Study links oil prices to speculation
Speculation by large investors -- not supply and demand -- was a primary reason for the surge in oil prices during the first half of the year and for the more recent price declines, an independent study concluded Wednesday.
The report by Masters Capital Management said investors poured $60 billion into oil futures markets during the first five months of the year as oil prices soared from $95 a barrel in January to $145 by July.
Since then, those investors have withdrawn $39 billion from those markets as prices have retreated dramatically, the report said. Oil traded at about $102 a barrel Wednesday on the New York Mercantile Exchange. “We have clear evidence the fund flow pushed prices up and the fund flow pushed prices down,” said Michael Masters of Masters Capital Management, calling the amount of money moving into oil futures markets by large institutional investors in the early part of the year “way off the scale.”
Masters said its analysis showed that investors “began a massive stampede for the exits” July 15 and that this caused the price decline.
“These large financial players have become the primary source of the dramatic and damaging volatility seen in oil prices,” the report concluded.
The report was released Wednesday by House and Senate sponsors of bills to put additional curbs on oil market speculation and comes in advance of a report on speculation that might be released this week by the Commodity Futures Trading Commission, which regulates commodity markets.
Sen.
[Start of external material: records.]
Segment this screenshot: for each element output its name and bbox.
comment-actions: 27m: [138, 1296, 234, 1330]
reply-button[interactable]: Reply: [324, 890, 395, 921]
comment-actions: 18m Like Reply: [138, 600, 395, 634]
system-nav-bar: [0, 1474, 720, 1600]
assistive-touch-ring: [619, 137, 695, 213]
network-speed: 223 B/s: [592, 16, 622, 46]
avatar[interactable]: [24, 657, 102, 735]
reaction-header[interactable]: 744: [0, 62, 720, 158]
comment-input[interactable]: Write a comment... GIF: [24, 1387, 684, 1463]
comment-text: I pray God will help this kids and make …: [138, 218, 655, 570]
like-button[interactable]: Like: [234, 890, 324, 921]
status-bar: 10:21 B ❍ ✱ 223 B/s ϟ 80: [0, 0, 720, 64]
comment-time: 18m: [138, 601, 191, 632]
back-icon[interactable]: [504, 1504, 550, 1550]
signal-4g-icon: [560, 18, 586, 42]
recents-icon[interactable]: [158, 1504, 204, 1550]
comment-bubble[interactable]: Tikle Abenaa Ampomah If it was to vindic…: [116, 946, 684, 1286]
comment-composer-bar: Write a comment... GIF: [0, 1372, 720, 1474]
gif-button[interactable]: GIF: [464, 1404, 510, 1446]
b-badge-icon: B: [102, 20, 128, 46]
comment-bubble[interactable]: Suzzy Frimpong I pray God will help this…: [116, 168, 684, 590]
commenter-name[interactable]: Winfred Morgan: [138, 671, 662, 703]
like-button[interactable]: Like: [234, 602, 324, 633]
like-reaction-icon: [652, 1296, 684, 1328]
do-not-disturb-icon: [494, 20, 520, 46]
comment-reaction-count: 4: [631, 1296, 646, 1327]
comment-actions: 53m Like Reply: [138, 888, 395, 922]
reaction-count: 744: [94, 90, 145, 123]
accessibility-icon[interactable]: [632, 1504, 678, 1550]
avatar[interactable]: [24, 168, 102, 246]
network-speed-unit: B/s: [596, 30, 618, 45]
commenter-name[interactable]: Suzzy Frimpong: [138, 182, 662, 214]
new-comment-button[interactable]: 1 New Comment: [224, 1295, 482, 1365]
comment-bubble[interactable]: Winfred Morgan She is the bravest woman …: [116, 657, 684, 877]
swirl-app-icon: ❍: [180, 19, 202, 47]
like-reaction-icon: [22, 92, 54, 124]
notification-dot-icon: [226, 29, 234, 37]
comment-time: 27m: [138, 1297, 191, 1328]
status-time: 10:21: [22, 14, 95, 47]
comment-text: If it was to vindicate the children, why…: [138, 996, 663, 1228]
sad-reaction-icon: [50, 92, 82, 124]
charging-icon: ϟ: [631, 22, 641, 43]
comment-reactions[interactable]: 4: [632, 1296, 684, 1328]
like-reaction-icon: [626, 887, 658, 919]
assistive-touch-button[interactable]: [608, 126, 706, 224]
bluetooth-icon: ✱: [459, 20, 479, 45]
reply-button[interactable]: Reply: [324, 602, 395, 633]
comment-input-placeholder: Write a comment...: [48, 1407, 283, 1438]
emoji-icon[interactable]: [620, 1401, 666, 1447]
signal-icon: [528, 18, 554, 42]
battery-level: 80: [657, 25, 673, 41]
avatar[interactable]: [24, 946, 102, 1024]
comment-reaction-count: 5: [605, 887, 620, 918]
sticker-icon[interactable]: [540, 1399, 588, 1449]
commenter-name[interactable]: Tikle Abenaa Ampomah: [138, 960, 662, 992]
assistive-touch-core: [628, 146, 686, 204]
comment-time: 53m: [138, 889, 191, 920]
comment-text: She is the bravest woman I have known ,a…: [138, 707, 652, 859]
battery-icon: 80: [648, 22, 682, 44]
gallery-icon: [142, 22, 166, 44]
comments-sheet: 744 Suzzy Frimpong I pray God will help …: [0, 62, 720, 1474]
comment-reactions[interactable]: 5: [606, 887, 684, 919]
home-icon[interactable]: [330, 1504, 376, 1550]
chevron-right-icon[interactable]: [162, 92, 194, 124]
Maria Cantwell (D-Wash.), a sponsor of an anti-speculation bill, said the Masters report challenged CFTC claims to date that supply-and-demand forces -- and not excessive speculation -- had driven up oil prices.
“This analysis illustrates that when oil speculators poured large amounts of speculative money into oil markets, prices skyrocketed just as they were hoping. . . . And when the speculative money got pulled out, prices tumbled,” she said.
Sen. Byron L. Dorgan (D-N.D.) said he wanted to know “how oil speculators were able to drive prices up and down while the CFTC was asleep at the switch.”
An interagency task force led by the CFTC concluded in an interim report in July that “fundamental supply-and-demand factors” influence the oil markets and that the data do not support “the proposition that speculative activity has systematically driven changes in oil prices.”
Senate critics of the regulatory agency charged that the report was based in flawed evidence.
“The CFTC has its head in the sand,” said Rep. Bart Stupak (D-Mich.), chairman of the House Energy and Commerce investigations subcommittee.
Stupak said the Masters report showed that oil prices soared when speculators poured money into futures markets even as the federal Energy Information Administration was forecasting that supply would exceed demand.
For months, Congress has been considering various measures aimed at curbing oil market speculation, but those efforts have been thwarted amid disputes over other energy issues, such as taxing oil companies and new offshore drilling.
Legislation before the Senate would put limits on the amount of oil that certain traders, interested only in speculation, would be allowed to buy in futures markets and give new authority and staff to the CFTC to regulate oil markets.